Louisiana Attorney General Jeff Landry (R.) on Tuesday called on Gov. John Bel Edwards (D.) to take action to end Louisiana's death penalty moratorium, echoing law enforcement leaders nationwide frustrated with stalled death rows.
Landry, who is seen as a possible future challenger for the governorship, released a letter Tuesday evening in which he called on Edwards to back a number of changes to state law, including the introduction of different execution drugs and the legalization of alternatives to lethal injection. This would make it easier to proceed with executions, which Landry believes the Governor is dragging his feet on implementing.
This is the second letter Landry has sent to Edwards on the topic, with the first being in response to the Louisiana Department of Corrections' announcement that it would yet again stay all executions in the state. The stay was prompted by litigation in Hoffman v. Jindal, an on-going federal court case with a plaintiff claiming that Louisiana's lethal injection protocol violates the Eighth Amendment.
Landry informed Edwards that he would instruct all of his employees to cease defending the DOC in the case, a decision Landry said came after "exhaustive efforts" to get Edwards to actually enforce the death penalty.
In a response to Landry, the governor's office blamed the law, rather than the governor, for the continuing moratorium. However, Landry claimed in his Tuesday letter that the secretary of corrections had said it was Edwards who did not wish to see executions restarted.
America's death rows remain full-to-bursting, a byproduct of nationwide efforts by death penalty opponents to gum up the machinery of execution.
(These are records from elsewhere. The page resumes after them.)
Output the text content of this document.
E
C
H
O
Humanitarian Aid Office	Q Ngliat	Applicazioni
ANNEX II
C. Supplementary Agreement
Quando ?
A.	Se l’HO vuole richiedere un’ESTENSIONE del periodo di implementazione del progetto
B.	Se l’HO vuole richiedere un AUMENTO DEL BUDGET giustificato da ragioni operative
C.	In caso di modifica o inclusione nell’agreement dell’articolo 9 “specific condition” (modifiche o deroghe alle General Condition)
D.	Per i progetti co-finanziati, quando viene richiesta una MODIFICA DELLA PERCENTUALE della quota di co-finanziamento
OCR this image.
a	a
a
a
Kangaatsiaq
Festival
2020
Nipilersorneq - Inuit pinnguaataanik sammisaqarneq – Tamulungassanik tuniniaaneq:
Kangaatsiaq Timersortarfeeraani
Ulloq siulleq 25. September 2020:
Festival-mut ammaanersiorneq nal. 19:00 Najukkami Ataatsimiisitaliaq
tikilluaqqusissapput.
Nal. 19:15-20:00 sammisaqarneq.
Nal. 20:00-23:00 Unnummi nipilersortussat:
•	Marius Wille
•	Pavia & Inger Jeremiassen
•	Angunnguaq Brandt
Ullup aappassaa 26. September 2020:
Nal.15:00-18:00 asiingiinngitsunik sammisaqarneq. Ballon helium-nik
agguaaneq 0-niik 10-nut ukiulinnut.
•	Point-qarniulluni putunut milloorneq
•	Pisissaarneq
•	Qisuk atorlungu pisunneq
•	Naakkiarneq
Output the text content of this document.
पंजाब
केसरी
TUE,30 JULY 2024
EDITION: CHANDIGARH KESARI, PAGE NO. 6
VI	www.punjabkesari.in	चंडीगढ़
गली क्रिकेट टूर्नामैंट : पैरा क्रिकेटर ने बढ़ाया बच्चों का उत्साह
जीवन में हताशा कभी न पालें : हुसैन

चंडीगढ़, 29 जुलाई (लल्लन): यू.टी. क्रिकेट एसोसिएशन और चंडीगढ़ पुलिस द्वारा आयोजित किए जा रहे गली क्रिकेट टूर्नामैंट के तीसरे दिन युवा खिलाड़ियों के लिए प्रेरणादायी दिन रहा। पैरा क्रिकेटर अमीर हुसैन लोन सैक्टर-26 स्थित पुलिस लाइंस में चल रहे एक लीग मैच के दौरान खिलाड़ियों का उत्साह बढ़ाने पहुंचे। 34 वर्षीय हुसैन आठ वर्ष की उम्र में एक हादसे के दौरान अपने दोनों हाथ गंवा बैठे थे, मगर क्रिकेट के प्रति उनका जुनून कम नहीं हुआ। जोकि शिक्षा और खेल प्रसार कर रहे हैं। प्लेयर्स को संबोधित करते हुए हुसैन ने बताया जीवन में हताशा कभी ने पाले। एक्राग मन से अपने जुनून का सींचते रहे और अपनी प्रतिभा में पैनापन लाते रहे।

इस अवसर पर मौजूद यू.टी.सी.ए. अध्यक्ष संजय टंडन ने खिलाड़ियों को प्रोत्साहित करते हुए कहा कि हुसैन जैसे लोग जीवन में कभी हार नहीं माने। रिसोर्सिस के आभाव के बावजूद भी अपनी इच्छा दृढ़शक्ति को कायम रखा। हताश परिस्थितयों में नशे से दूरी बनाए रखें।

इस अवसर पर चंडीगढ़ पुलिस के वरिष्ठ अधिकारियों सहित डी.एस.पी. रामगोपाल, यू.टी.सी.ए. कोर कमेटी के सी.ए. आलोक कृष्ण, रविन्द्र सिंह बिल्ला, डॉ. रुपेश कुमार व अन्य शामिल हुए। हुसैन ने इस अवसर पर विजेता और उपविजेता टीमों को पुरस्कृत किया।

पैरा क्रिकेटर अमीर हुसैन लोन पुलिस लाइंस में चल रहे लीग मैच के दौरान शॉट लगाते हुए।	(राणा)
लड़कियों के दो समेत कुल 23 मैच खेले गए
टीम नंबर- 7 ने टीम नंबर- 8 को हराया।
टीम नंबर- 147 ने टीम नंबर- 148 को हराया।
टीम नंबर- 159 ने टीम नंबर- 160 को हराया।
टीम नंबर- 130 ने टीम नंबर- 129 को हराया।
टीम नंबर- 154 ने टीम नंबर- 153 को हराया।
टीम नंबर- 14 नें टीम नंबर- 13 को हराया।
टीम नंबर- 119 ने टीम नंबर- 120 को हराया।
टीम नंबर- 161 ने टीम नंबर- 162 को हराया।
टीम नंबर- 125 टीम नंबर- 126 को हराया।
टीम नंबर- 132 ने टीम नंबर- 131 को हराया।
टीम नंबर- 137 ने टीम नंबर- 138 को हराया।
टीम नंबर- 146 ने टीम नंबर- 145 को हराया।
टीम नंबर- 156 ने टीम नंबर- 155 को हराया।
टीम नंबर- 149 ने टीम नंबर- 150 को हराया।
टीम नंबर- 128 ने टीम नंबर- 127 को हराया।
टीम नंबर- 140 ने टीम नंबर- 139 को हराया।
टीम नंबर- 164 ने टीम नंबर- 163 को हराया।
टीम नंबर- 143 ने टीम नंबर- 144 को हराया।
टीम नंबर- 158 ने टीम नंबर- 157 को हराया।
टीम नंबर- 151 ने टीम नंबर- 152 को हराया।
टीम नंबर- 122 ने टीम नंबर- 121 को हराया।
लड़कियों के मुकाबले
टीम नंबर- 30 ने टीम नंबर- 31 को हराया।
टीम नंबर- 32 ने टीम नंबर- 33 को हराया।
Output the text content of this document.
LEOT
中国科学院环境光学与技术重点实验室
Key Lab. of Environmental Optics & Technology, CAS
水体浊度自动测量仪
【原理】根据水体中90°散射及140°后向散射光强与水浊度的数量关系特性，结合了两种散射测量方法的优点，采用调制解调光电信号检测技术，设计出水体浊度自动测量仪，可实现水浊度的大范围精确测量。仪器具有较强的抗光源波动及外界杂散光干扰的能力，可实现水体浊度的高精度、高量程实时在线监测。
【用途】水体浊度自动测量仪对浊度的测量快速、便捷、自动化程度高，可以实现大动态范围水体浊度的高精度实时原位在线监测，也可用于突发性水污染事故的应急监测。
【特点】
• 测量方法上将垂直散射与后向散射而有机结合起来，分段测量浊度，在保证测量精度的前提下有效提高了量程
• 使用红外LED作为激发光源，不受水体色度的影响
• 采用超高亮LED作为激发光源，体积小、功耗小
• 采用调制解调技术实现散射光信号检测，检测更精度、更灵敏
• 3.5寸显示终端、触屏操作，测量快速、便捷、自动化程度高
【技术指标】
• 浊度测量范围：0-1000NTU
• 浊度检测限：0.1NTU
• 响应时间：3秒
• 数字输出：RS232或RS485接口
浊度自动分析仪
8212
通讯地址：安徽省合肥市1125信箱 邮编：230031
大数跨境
This strategy has been implemented, for example, by litigation challenging the constitutional licitness of certain forms of lethal injection, as well as lobbying of foreign pharmaceutical firms to block the export of drugs like thiopental and pentobarbital, both used historically to great effect in executions.
There has been a moratorium on the death penalty in Louisiana since 2016; the last time the state actually executed one of the seventy-some men on its death row was 2010. The moratorium was initiated thanks to Hoffman: As part of the suit, plaintiff Jessie Hoffmann demanded to know the specifics of Louisiana's protocol as it will be implemented on him.
Answering this question is harder than it may seem, because the state has struggled to obtain the drugs needed to actually execute any of the convicts currently on death row. Landry's letter called on the governor to back policy changes that would ameliorate this problem by expanding the number of drugs available to the Department of Corrections: for example, permitting the single use of Midazolam, without the currently required addition of hydromorphone, as an execution drug.
Landry also wanted the governor to support the use of compounding pharmacies, which create small quantities of drugs, to circumvent pharmaceutical companies and allow the Department of Corrections to make execution drugs itself. The state had previously considered purchasing execution drugs from a Tulsa, Okla., compounding pharmacy, but that pharmacy was not legally permitted to sell outside of the state.
In addition to expanding the number of drugs available, Landry called for using other methods of execution where lethal injection was not an option. A proposed bill attached to Landry's letter stipulates the use of nitrogen hypoxia, hanging, firing squad, or execution in the event that lethal injection is unavailable.
If Louisiana implemented Landry's proposal, it would join the list of states giving up on lethal injection and embracing execution methods that are cheaper and less dependent on pharmaceuticals.
Oklahoma became the first state to announce the use of nitrogen hypoxia, which kills painlessly through suffocation with nitrogen, in March. Utah permits the use of the firing squad, while Tennessee has the electric chair. And Nevada and Nebraska are considering the deadly opioid fentanyl as an option. Such proposals indicate the desperation of states unable to implement their own laws thanks to activist litigation and lobbying.
However, it is unlikely that Edwards will sign on to such ideas. The governor has avoided expressing an opinion on the death penalty, choosing to say that he will enforce the law, and focusing on his state's success at lowering its first-in-the-nation incarceration rate. Landry called on Edwards to make clear whether or not he actually supported the death penalty.
"Again, I ask: where do you stand?" Landry wrote. "If you truly stand with crime victims and their families, then you will affirm your support with action."